A new bloom from GNR veterans
By Steve Hochman, Special to The Times
The Thorns? No Roses?
What would you call a new band featuring Guns N' Roses founders Slash, Duff McKagan and Izzy Stradlin along with longtime drummer Matt Sorum?
That's a question the four are pondering as they rehearse together, writing new material and auditioning potential singers.
GNR singer Axl Rose kept the Guns N' Roses name for the new lineup he's assembled. Though starting a North American concert tour on Thursday, his new GNR remains in limbo, with its "Chinese Democracy" album chronically unfinished.
The four ex-Gunners, though, are raring to go. They rehearsed a few months ago with former Buckcherry singer Joshua Todd but now seem set to tab Neurotica's Kelly Shaefer as their frontman. John Kalodner, a veteran music executive who was key in Aerosmith's '80s and '90s resurrection and has worked with many other classic hard-rock acts, has been advising the ensemble.
Plans are for an album of new material and a tour, presumably featuring some of the same GNR songs that Rose and crew are doing in their shows.
The rift recalls David Lee Roth's exit from Van Halen in the late '80s. At the time, most pundits predicted that Roth would fare better, given his charisma, a prediction that proved dramatically incorrect.
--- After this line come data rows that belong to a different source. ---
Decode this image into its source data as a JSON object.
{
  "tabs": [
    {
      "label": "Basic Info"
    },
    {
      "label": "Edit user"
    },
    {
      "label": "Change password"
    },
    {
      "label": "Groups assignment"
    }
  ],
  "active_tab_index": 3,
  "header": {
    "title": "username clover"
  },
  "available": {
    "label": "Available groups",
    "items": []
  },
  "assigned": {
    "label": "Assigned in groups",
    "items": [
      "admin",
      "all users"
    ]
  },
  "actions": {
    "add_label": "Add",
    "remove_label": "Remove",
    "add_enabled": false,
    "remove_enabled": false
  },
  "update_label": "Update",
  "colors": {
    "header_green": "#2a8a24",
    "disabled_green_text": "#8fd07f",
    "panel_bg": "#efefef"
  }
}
But the circumstances are so different here that predictions are hard to make.
"The difference with Van Halen was that there was more continuity between the time Roth left the band and they brought in Sammy Hagar," says Geoff Mayfield, director of charts for Billboard magazine. "This is almost a decade we're talking about since the last Guns N' Roses album."
Mayfield notes that for all its legendary stature, GNR has not been among the top acts in continued sales impact. Only the 1987 debut, "Appetite for Destruction," has been even close to a regular presence on Billboard's catalog chart, and neither of the twin 1991 "Use Your Illusion" albums, huge sellers at the time, has even appeared on the catalog chart.
Meanwhile, Slash, McKagan and Stradlin all have pursued solo projects with little commercial success.
"They'll have a leg up on other new bands in terms of getting publicity right off the bat," Mayfield says. "But after that, as always, it depends on the music they release."